“Il vino buono non nasce dal caso, ma dalla fedeltà alla terra e alla sua lingua”
Lo scriveva Salvatore Cambosu, uno dei più proficui letterati sardi degli inizi del Novecento, acuto osservatore della società isolana.
Una tangibile dimostrazione della veridicità della sua affermazione è rappresentata dal Carignano del Sulcis, vitigno che identifica perfettamente il territorio in cui nasce, quel Sulcis che oltre ad essere l’area geologicamente più antica di tutta la Sardegna, rimane un’area ancora immune dal turismo di massa e scrigno di scorci e scoperte inaspettate.
Carignano del Sulcis: cammini fra vigne e miniere
In questo contesto si inseriscono i Sentieri del Carignano, inedito itinerario tematico voluto dalla Fondazione del Cammino Minerario di Santa Barbara che si sviluppa all’interno dell’omonimo percorso, nella Sardegna Sud-Occidentale, racchiudendo eterogenee esperienze, introspettive e turistiche, sportive ed enogastronomiche, senza mai dimenticare la storia, il territorio e la cultura locale.

L’itinerario unisce turismo lento, paesaggi mozzafiato, storia delle miniere e viticoltura ad alberello, ancora a piede franco, tutti elementi di quello straordinario terroir capace di darevita a grandi vini come il Carignano del Sulcis. Rosso fiero e di carattere, dal colore rubino intenso, con profumi di frutti rossi maturi, spezie e macchia mediterranea che al palato si presenta morbido, avvolgente e ben strutturato, con tannini equilibrati e indubbia persistenza gustativa. Un perfetto compagno di viaggio dei piatti della tradizione sarda come il tonno rosso e delle altre tipicità del Sulcis.
Un itinerario tematico che si innesta nel tracciato ufficiale del CMSB – composto da oltre 500 km di percorsi escursionistici attraverso miniere, borghi e paesaggi unici – dando in questo caso risalto alle aree vocate alla produzione del Carignano del Sulcis DOC, vino simbolo della resistenza agricola e identitaria del territorio per unviaggio esperienziale, escursionistico ed enogastronomico.
Come sottolinea, con il consueto acume, Mauro Usai, Presidente della Fondazione Cammino Minerario di Santa Barbara:
«Il progetto Sentieri del Carignano nel Sulcis testimonia la nostra visione del territorio nel promuovere itinerari che invitino a vivere i luoghi passo dopo passo, attraversando paesaggi, vigneti e comunità, per conoscerne la storia, le pratiche agricole agrotecniche e le eccellenze produttive.

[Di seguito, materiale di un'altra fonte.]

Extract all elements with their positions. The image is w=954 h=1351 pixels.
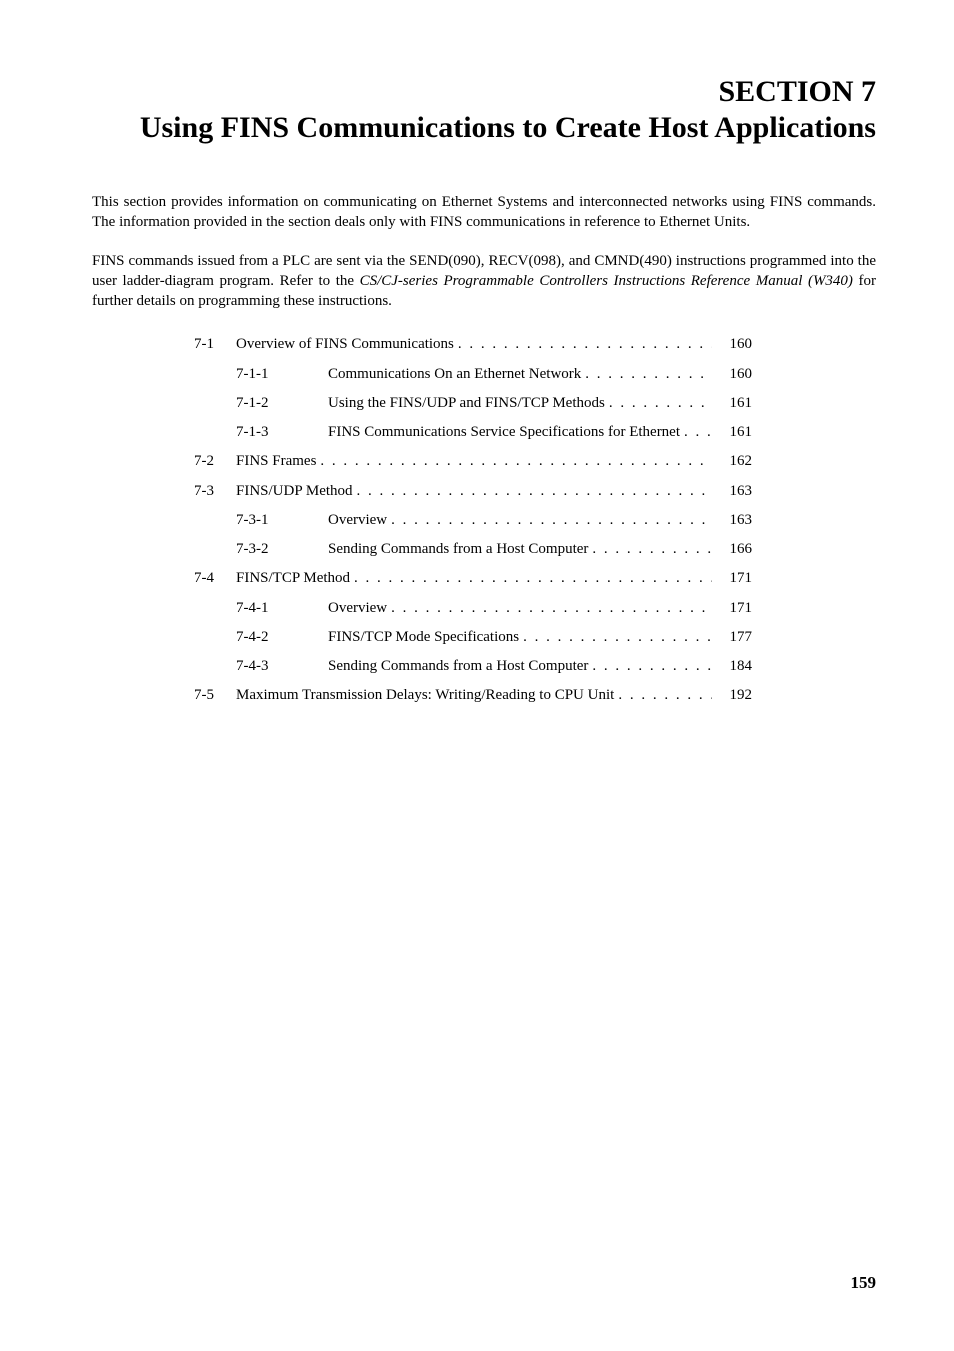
toc-entry-page: 163 [712,509,752,532]
toc-row: 7-4FINS/TCP Method 171 [194,567,752,590]
toc-entry-number: 7-1-3 [194,421,328,444]
toc-entry-text: FINS/UDP Method [236,480,353,503]
toc-dots [353,480,712,503]
toc-row: 7-4-2FINS/TCP Mode Specifications 177 [194,626,752,649]
toc-row: 7-5Maximum Transmission Delays: Writing/… [194,684,752,707]
toc-dots [387,509,712,532]
toc-dots [316,450,712,473]
toc-entry-number: 7-4-1 [194,597,328,620]
toc-entry-page: 160 [712,363,752,386]
toc-row: 7-4-1Overview 171 [194,597,752,620]
toc-dots [588,538,712,561]
toc-entry-number: 7-4-3 [194,655,328,678]
toc-dots [588,655,712,678]
toc-row: 7-1Overview of FINS Communications 160 [194,333,752,356]
toc-dots [605,392,712,415]
toc-entry-number: 7-1 [194,333,236,356]
toc-entry-number: 7-1-2 [194,392,328,415]
toc-entry-page: 177 [712,626,752,649]
toc-dots [350,567,712,590]
section-title: Using FINS Communications to Create Host… [92,110,876,146]
toc-entry-text: Overview [328,509,387,532]
toc-row: 7-1-1Communications On an Ethernet Netwo… [194,363,752,386]
intro-paragraph-2: FINS commands issued from a PLC are sent… [92,251,876,312]
toc-entry-number: 7-3-2 [194,538,328,561]
toc-dots [519,626,712,649]
toc-entry-page: 192 [712,684,752,707]
toc-entry-number: 7-4 [194,567,236,590]
toc-entry-page: 171 [712,567,752,590]
toc-entry-text: FINS/TCP Mode Specifications [328,626,519,649]
toc-row: 7-2FINS Frames 162 [194,450,752,473]
toc-entry-number: 7-5 [194,684,236,707]
toc-entry-number: 7-3-1 [194,509,328,532]
intro-paragraph-2-italic: CS/CJ-series Programmable Controllers In… [360,273,853,289]
table-of-contents: 7-1Overview of FINS Communications1607-1… [194,333,752,707]
toc-entry-page: 161 [712,421,752,444]
toc-row: 7-3FINS/UDP Method 163 [194,480,752,503]
toc-dots [680,421,712,444]
toc-entry-number: 7-2 [194,450,236,473]
toc-entry-text: FINS/TCP Method [236,567,350,590]
toc-entry-text: FINS Frames [236,450,316,473]
toc-entry-page: 166 [712,538,752,561]
toc-entry-number: 7-1-1 [194,363,328,386]
toc-entry-number: 7-3 [194,480,236,503]
toc-dots [387,597,712,620]
toc-dots [614,684,712,707]
intro-paragraph-1: This section provides information on com… [92,192,876,233]
toc-entry-page: 160 [712,333,752,356]
toc-entry-text: Sending Commands from a Host Computer [328,655,588,678]
toc-entry-page: 171 [712,597,752,620]
toc-entry-text: Maximum Transmission Delays: Writing/Rea… [236,684,614,707]
toc-dots [454,333,712,356]
toc-entry-text: Sending Commands from a Host Computer [328,538,588,561]
section-number: SECTION 7 [92,74,876,110]
page-number: 159 [851,1273,877,1293]
toc-entry-page: 163 [712,480,752,503]
toc-entry-text: FINS Communications Service Specificatio… [328,421,680,444]
toc-row: 7-3-1Overview 163 [194,509,752,532]
toc-entry-text: Overview of FINS Communications [236,333,454,356]
toc-entry-text: Overview [328,597,387,620]
toc-row: 7-3-2Sending Commands from a Host Comput… [194,538,752,561]
toc-row: 7-1-2Using the FINS/UDP and FINS/TCP Met… [194,392,752,415]
toc-entry-text: Using the FINS/UDP and FINS/TCP Methods [328,392,605,415]
toc-entry-page: 184 [712,655,752,678]
toc-entry-text: Communications On an Ethernet Network [328,363,581,386]
toc-entry-page: 161 [712,392,752,415]
toc-entry-page: 162 [712,450,752,473]
toc-row: 7-1-3FINS Communications Service Specifi… [194,421,752,444]
toc-row: 7-4-3Sending Commands from a Host Comput… [194,655,752,678]
toc-dots [581,363,712,386]
toc-entry-number: 7-4-2 [194,626,328,649]
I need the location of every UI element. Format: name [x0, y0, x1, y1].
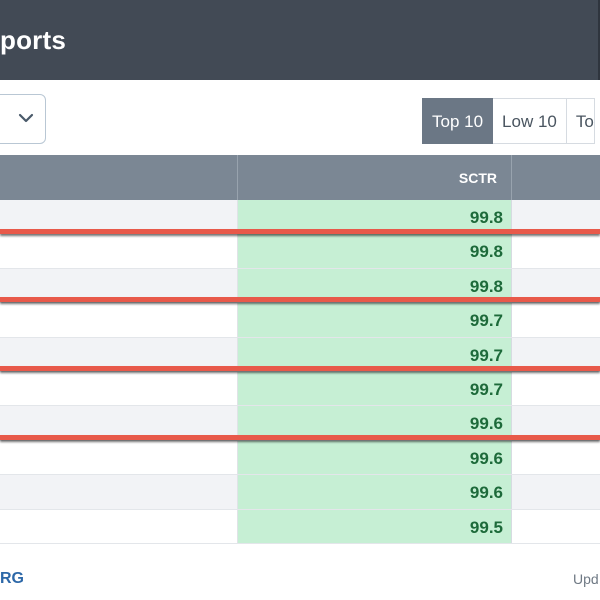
highlight-line: [0, 229, 600, 234]
group-select-dropdown[interactable]: [0, 94, 46, 144]
app-header: ports: [0, 0, 600, 80]
updated-text: Upd: [573, 571, 599, 587]
table-row[interactable]: 99.7: [0, 371, 600, 407]
sctr-value-cell: 99.6: [238, 440, 512, 475]
symbol-cell: [0, 509, 238, 543]
sctr-value-cell: 99.5: [238, 509, 512, 543]
header-edge: [598, 0, 600, 80]
highlight-line: [0, 366, 600, 371]
next-column-cell: [512, 303, 600, 336]
ranking-filter-group: Top 10 Low 10 To: [422, 98, 595, 144]
column-divider: [237, 155, 238, 200]
symbol-cell: [0, 440, 238, 475]
top-10-button[interactable]: Top 10: [422, 98, 494, 144]
symbol-cell: [0, 337, 238, 371]
sctr-value-cell: 99.7: [238, 371, 512, 406]
sctr-value-cell: 99.6: [238, 475, 512, 509]
table-header: SCTR: [0, 155, 600, 200]
symbol-cell: [0, 234, 238, 268]
chevron-down-icon[interactable]: [17, 109, 35, 127]
table-row[interactable]: 99.8: [0, 200, 600, 235]
next-column-cell: [512, 234, 600, 267]
table-row[interactable]: 99.6: [0, 475, 600, 510]
symbol-cell: [0, 200, 238, 234]
sctr-value-cell: 99.7: [238, 303, 512, 337]
symbol-cell: [0, 371, 238, 406]
highlight-line: [0, 435, 600, 440]
highlight-line: [0, 297, 600, 302]
table-row[interactable]: 99.7: [0, 303, 600, 338]
table-row[interactable]: 99.5: [0, 509, 600, 544]
next-column-cell: [512, 441, 600, 474]
symbol-cell: [0, 268, 238, 303]
symbol-cell: [0, 475, 238, 509]
column-divider: [511, 155, 512, 200]
sctr-value-cell: 99.6: [238, 406, 512, 440]
table-body: 99.8 99.8 99.8 99.7 99.7 99.7 99.6 99.6 99.6 99.5: [0, 200, 600, 544]
sctr-value-cell: 99.8: [238, 200, 512, 234]
low-10-button[interactable]: Low 10: [493, 98, 567, 144]
third-filter-button[interactable]: To: [566, 98, 595, 144]
next-column-cell: [512, 475, 600, 508]
footer-brand-link[interactable]: RG: [0, 570, 24, 587]
sctr-column-header[interactable]: SCTR: [458, 170, 497, 186]
sctr-table: SCTR 99.8 99.8 99.8 99.7 99.7 99.7 99.6 99.6 99.…: [0, 155, 600, 544]
sctr-value-cell: 99.8: [238, 268, 512, 303]
symbol-cell: [0, 303, 238, 337]
next-column-cell: [512, 510, 600, 543]
table-row[interactable]: 99.6: [0, 440, 600, 476]
next-column-cell: [512, 372, 600, 405]
sctr-value-cell: 99.8: [238, 234, 512, 268]
page-title: ports: [0, 25, 66, 55]
symbol-cell: [0, 406, 238, 440]
sctr-value-cell: 99.7: [238, 337, 512, 371]
table-row[interactable]: 99.8: [0, 234, 600, 269]
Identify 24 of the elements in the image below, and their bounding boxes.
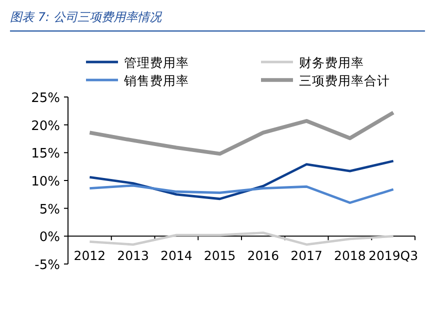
x-tick-label: 2015 [204,248,236,264]
x-tick-label: 2017 [290,248,322,264]
line-series [88,110,396,156]
y-tick-label: 25% [31,91,60,106]
x-tick-label: 2012 [74,248,106,264]
y-tick-label: 5% [39,202,60,218]
line-series [88,184,395,204]
legend-label: 财务费用率 [299,55,364,70]
x-tick-label: 2014 [160,248,192,264]
y-tick-label: 15% [31,146,60,162]
legend-label: 管理费用率 [124,55,189,70]
y-tick-label: 0% [39,230,60,246]
line-series [88,160,395,200]
y-tick-label: 10% [31,174,60,190]
chart-title: 图表 7: 公司三项费用率情况 [10,10,162,24]
line-series [88,232,395,246]
y-tick-label: -5% [34,258,60,273]
y-tick-label: 20% [31,118,60,134]
x-tick-label: 2019Q3 [368,248,418,264]
legend-label: 三项费用率合计 [299,73,390,88]
x-tick-label: 2013 [117,248,149,264]
x-tick-label: 2016 [247,248,280,264]
legend-label: 销售费用率 [123,73,189,88]
x-tick-label: 2018 [334,248,366,264]
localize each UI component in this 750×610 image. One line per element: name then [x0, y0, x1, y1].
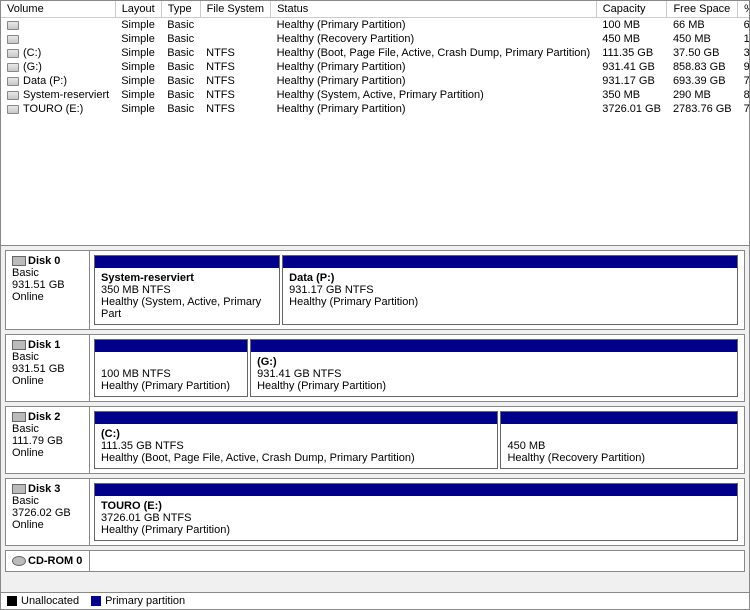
cdrom-icon [12, 556, 26, 566]
disk-label[interactable]: Disk 1Basic931.51 GBOnline [6, 335, 90, 401]
legend-unallocated: Unallocated [7, 595, 79, 607]
column-header[interactable]: Volume [1, 1, 115, 18]
disk-icon [12, 256, 26, 266]
cdrom-row: CD-ROM 0 [5, 550, 745, 572]
partition-info: TOURO (E:)3726.01 GB NTFSHealthy (Primar… [95, 496, 737, 540]
partitions-container: (C:)111.35 GB NTFSHealthy (Boot, Page Fi… [90, 407, 744, 473]
drive-icon [7, 21, 19, 30]
volume-row[interactable]: Data (P:)SimpleBasicNTFSHealthy (Primary… [1, 74, 749, 88]
disk-layout-pane[interactable]: Disk 0Basic931.51 GBOnlineSystem-reservi… [1, 246, 749, 592]
partitions-container: TOURO (E:)3726.01 GB NTFSHealthy (Primar… [90, 479, 744, 545]
disk-row: Disk 1Basic931.51 GBOnline100 MB NTFSHea… [5, 334, 745, 402]
volume-row[interactable]: SimpleBasicHealthy (Recovery Partition)4… [1, 32, 749, 46]
column-header[interactable]: File System [200, 1, 270, 18]
partition[interactable]: (C:)111.35 GB NTFSHealthy (Boot, Page Fi… [94, 411, 498, 469]
disk-label[interactable]: Disk 2Basic111.79 GBOnline [6, 407, 90, 473]
partition-bar [95, 484, 737, 496]
partition[interactable]: 450 MBHealthy (Recovery Partition) [500, 411, 738, 469]
drive-icon [7, 63, 19, 72]
partition-bar [95, 412, 497, 424]
partition-bar [283, 256, 737, 268]
volume-row[interactable]: (G:)SimpleBasicNTFSHealthy (Primary Part… [1, 60, 749, 74]
volume-row[interactable]: (C:)SimpleBasicNTFSHealthy (Boot, Page F… [1, 46, 749, 60]
partition-bar [95, 340, 247, 352]
partition[interactable]: 100 MB NTFSHealthy (Primary Partition) [94, 339, 248, 397]
volume-row[interactable]: System-reserviertSimpleBasicNTFSHealthy … [1, 88, 749, 102]
drive-icon [7, 91, 19, 100]
disk-row: Disk 2Basic111.79 GBOnline(C:)111.35 GB … [5, 406, 745, 474]
partition-bar [501, 412, 737, 424]
volume-list-pane: VolumeLayoutTypeFile SystemStatusCapacit… [1, 1, 749, 246]
drive-icon [7, 105, 19, 114]
disk-label[interactable]: Disk 0Basic931.51 GBOnline [6, 251, 90, 329]
column-header[interactable]: % Free [738, 1, 749, 18]
disk-icon [12, 340, 26, 350]
legend-bar: Unallocated Primary partition [1, 592, 749, 609]
partition-info: (G:)931.41 GB NTFSHealthy (Primary Parti… [251, 352, 737, 396]
column-header[interactable]: Layout [115, 1, 161, 18]
volume-row[interactable]: SimpleBasicHealthy (Primary Partition)10… [1, 18, 749, 33]
column-header[interactable]: Free Space [667, 1, 738, 18]
drive-icon [7, 35, 19, 44]
drive-icon [7, 77, 19, 86]
disk-row: Disk 3Basic3726.02 GBOnlineTOURO (E:)372… [5, 478, 745, 546]
disk-management-window: VolumeLayoutTypeFile SystemStatusCapacit… [0, 0, 750, 610]
disk-label[interactable]: CD-ROM 0 [6, 551, 90, 571]
disk-icon [12, 484, 26, 494]
partition[interactable]: Data (P:)931.17 GB NTFSHealthy (Primary … [282, 255, 738, 325]
column-header[interactable]: Capacity [596, 1, 667, 18]
partition-info: 450 MBHealthy (Recovery Partition) [501, 424, 737, 468]
partition-bar [95, 256, 279, 268]
partition-info: (C:)111.35 GB NTFSHealthy (Boot, Page Fi… [95, 424, 497, 468]
column-header[interactable]: Status [271, 1, 597, 18]
partitions-container: System-reserviert350 MB NTFSHealthy (Sys… [90, 251, 744, 329]
partition-bar [251, 340, 737, 352]
volume-row[interactable]: TOURO (E:)SimpleBasicNTFSHealthy (Primar… [1, 102, 749, 116]
partition-info: Data (P:)931.17 GB NTFSHealthy (Primary … [283, 268, 737, 324]
disk-row: Disk 0Basic931.51 GBOnlineSystem-reservi… [5, 250, 745, 330]
column-header[interactable]: Type [161, 1, 200, 18]
partition[interactable]: TOURO (E:)3726.01 GB NTFSHealthy (Primar… [94, 483, 738, 541]
volume-table: VolumeLayoutTypeFile SystemStatusCapacit… [1, 1, 749, 116]
legend-primary: Primary partition [91, 595, 185, 607]
drive-icon [7, 49, 19, 58]
partition[interactable]: System-reserviert350 MB NTFSHealthy (Sys… [94, 255, 280, 325]
partition-info: System-reserviert350 MB NTFSHealthy (Sys… [95, 268, 279, 324]
partition-info: 100 MB NTFSHealthy (Primary Partition) [95, 352, 247, 396]
partitions-container: 100 MB NTFSHealthy (Primary Partition) (… [90, 335, 744, 401]
disk-icon [12, 412, 26, 422]
disk-label[interactable]: Disk 3Basic3726.02 GBOnline [6, 479, 90, 545]
partition[interactable]: (G:)931.41 GB NTFSHealthy (Primary Parti… [250, 339, 738, 397]
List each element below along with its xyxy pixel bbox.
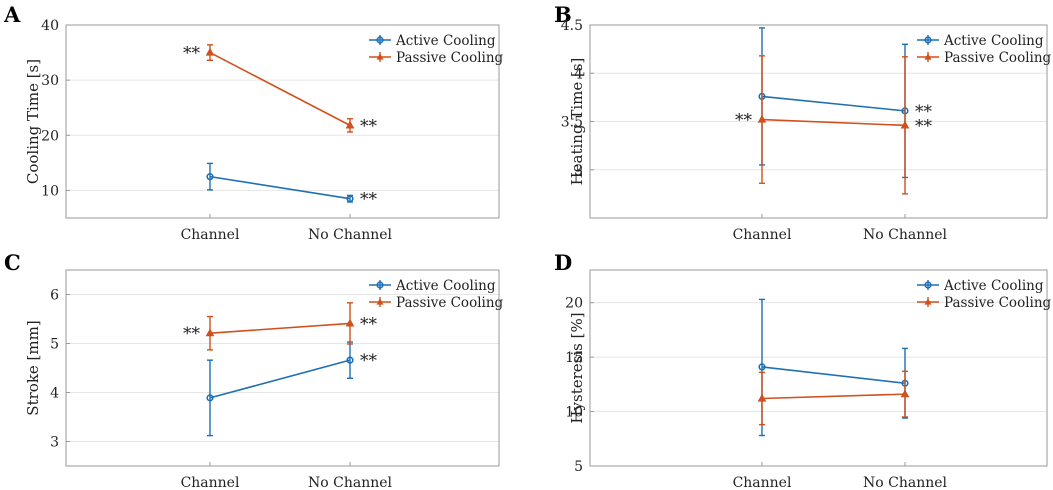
panel-label: A xyxy=(3,2,21,27)
legend-marker xyxy=(924,53,932,60)
y-axis-label: Cooling Time [s] xyxy=(24,59,42,184)
legend-label: Passive Cooling xyxy=(396,295,504,311)
y-tick-label: 30 xyxy=(41,73,59,89)
series-active-cooling: ** xyxy=(758,27,933,179)
x-tick-label: No Channel xyxy=(308,227,393,243)
y-tick-label: 4 xyxy=(50,386,59,402)
x-tick-label: Channel xyxy=(733,227,792,243)
legend-marker xyxy=(376,36,384,44)
legend-marker xyxy=(924,36,932,44)
legend-label: Passive Cooling xyxy=(944,295,1052,311)
x-tick-label: No Channel xyxy=(308,475,393,490)
data-point xyxy=(900,120,910,129)
plot-frame xyxy=(589,24,1048,219)
chart-panel-a: A 10 20 30 40 Channel No Channel Cooling Time [… xyxy=(3,2,504,243)
legend-label: Active Cooling xyxy=(395,278,496,294)
data-point xyxy=(758,363,766,371)
plot-frame xyxy=(65,269,500,467)
data-point xyxy=(346,356,354,364)
legend-label: Active Cooling xyxy=(395,33,496,49)
series-line xyxy=(761,366,906,385)
series-line xyxy=(209,322,351,335)
series-active-cooling xyxy=(758,298,909,437)
significance-label: ** xyxy=(915,102,933,122)
series-line xyxy=(209,175,351,200)
panel-label: C xyxy=(4,250,21,275)
significance-label: ** xyxy=(183,44,201,64)
legend-marker xyxy=(376,298,384,305)
x-tick-label: No Channel xyxy=(863,227,948,243)
plot-frame xyxy=(65,24,500,219)
data-point xyxy=(346,195,354,203)
y-tick-label: 15 xyxy=(565,350,583,366)
data-point xyxy=(757,114,767,123)
plot-frame xyxy=(589,269,1048,467)
series-line xyxy=(209,359,351,399)
x-tick-label: No Channel xyxy=(863,475,948,490)
panel-label: D xyxy=(554,250,572,275)
x-tick-label: Channel xyxy=(181,475,240,490)
significance-label: ** xyxy=(360,351,378,371)
y-tick-label: 20 xyxy=(565,296,583,312)
series-passive-cooling: ** ** xyxy=(183,302,378,351)
y-tick-label: 5 xyxy=(574,459,583,475)
data-point xyxy=(206,394,214,402)
legend-marker xyxy=(376,281,384,289)
data-point xyxy=(205,47,215,56)
legend-marker xyxy=(924,281,932,289)
series-active-cooling: ** xyxy=(206,162,378,210)
series-passive-cooling xyxy=(757,370,910,426)
legend-marker xyxy=(924,298,932,305)
significance-label: ** xyxy=(915,116,933,136)
y-tick-label: 3 xyxy=(50,435,59,451)
significance-label: ** xyxy=(360,314,378,334)
y-axis-label: Heating Time [s] xyxy=(568,58,586,186)
data-point xyxy=(900,389,910,398)
y-tick-label: 40 xyxy=(41,18,59,34)
legend-label: Passive Cooling xyxy=(396,50,504,66)
legend-label: Active Cooling xyxy=(943,278,1044,294)
y-tick-label: 20 xyxy=(41,128,59,144)
significance-label: ** xyxy=(360,190,378,210)
chart-panel-c: C 3 4 5 6 Channel No Channel Stroke [mm] ** ** ** A… xyxy=(4,250,504,490)
chart-panel-d: D 5 10 15 20 Channel No Channel Hysteresis [%] A… xyxy=(554,250,1052,490)
series-line xyxy=(761,95,906,112)
y-tick-label: 10 xyxy=(41,183,59,199)
data-point xyxy=(205,328,215,337)
panel-label: B xyxy=(554,2,572,27)
significance-label: ** xyxy=(183,324,201,344)
series-passive-cooling: **** xyxy=(735,55,933,195)
y-tick-label: 10 xyxy=(565,405,583,421)
data-point xyxy=(345,120,355,129)
y-tick-label: 3.5 xyxy=(561,115,583,131)
legend-label: Passive Cooling xyxy=(944,50,1052,66)
y-tick-label: 5 xyxy=(50,337,59,353)
y-tick-label: 3 xyxy=(574,163,583,179)
y-tick-label: 4 xyxy=(574,66,583,82)
series-active-cooling: ** xyxy=(206,341,378,437)
series-line xyxy=(209,51,351,127)
x-tick-label: Channel xyxy=(181,227,240,243)
series-passive-cooling: ** ** xyxy=(183,44,378,137)
data-point xyxy=(206,173,214,181)
y-axis-label: Stroke [mm] xyxy=(24,320,42,415)
series-line xyxy=(761,118,906,127)
y-tick-label: 6 xyxy=(50,288,59,304)
x-tick-label: Channel xyxy=(733,475,792,490)
legend-label: Active Cooling xyxy=(943,33,1044,49)
data-point xyxy=(345,318,355,327)
y-axis-label: Hysteresis [%] xyxy=(568,312,586,423)
chart-panel-b: B 3 3.5 4 4.5 Channel No Channel Heating Time [… xyxy=(554,2,1052,243)
significance-label: ** xyxy=(360,116,378,136)
y-tick-label: 4.5 xyxy=(561,18,583,34)
series-line xyxy=(761,393,906,400)
legend-marker xyxy=(376,53,384,60)
data-point xyxy=(757,393,767,402)
significance-label: ** xyxy=(735,111,753,131)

In questo percorso, il vino diventa strumento di dialogo tra natura e cultura, e il Carignano del Sulcis, con la sua identità forte e riconoscibile, ne è il protagonista simbolico. La sua eccellenza non è solo nel prodotto, ma nell’intera catena di valori capace di raccontare tradizioni, saperi artigianali e cicli della terra.
Il cammino tra i filari dei nostri vigneti è, dunque, un viaggio di conoscenza condivisa: dai produttori alle aziende, dalle cantine fino alle comunità locali che accolgono, educano e beneficiano della presenza di visitatori interessati ad esperienze autentiche e genuine.
Enti locali e istituzioni, insieme ad imprese agricole ed operatori turistici, possono quindi creare opportunità economiche in equilibrio con la tutela del paesaggio, la salvaguardia delle risorse naturali e la valorizzazione della biodiversità.

Il connubio tra lentezza, scoperta autentica e gusto rappresenta così, per la Fondazione del Cammino Minerario di Santa Barbara, una bussola per valorizzare vocazioni e peculiarità dei nostri luoghi simbolo dell’epopea mineraria e per rilanciare i territori offrendo modelli di sviluppo sostenibile, rispettoso dell’ambiente, delle tradizioni e delle comunità locali».
Tra i luoghi simbolo nel Taccuino del Viaggiatore alla scoperta dei Sentieri del Carignano non possono mancare:
- L’escursione sull’isola di Sant’Antioco;
- Il MuMa (Albergo e Museo del Mare);
- Il sito archeologico di età fenicio-punica di Pani Loriga, comprendente un insediamento fortificato e due necropoli, situato nel comune di Santadi;
- La seicentesca Tonnara di Portoscuso, simbolo della memoria marittima e industriale della zona;
- La Grande Miniera di Serbariu, testimonianza viva del paesaggio minerario sardo, oggi riconvertito in attivo centro culturale;
- La visita ad alcune cantine locali, con degustazione del Carignano del Sulcis DOC.
Piccoli suggerimenti per un’area, come il Sulcis, capace di riservare mille emozionanti scoperte, tutte da svelarsi poco a poco… e, a lento passo.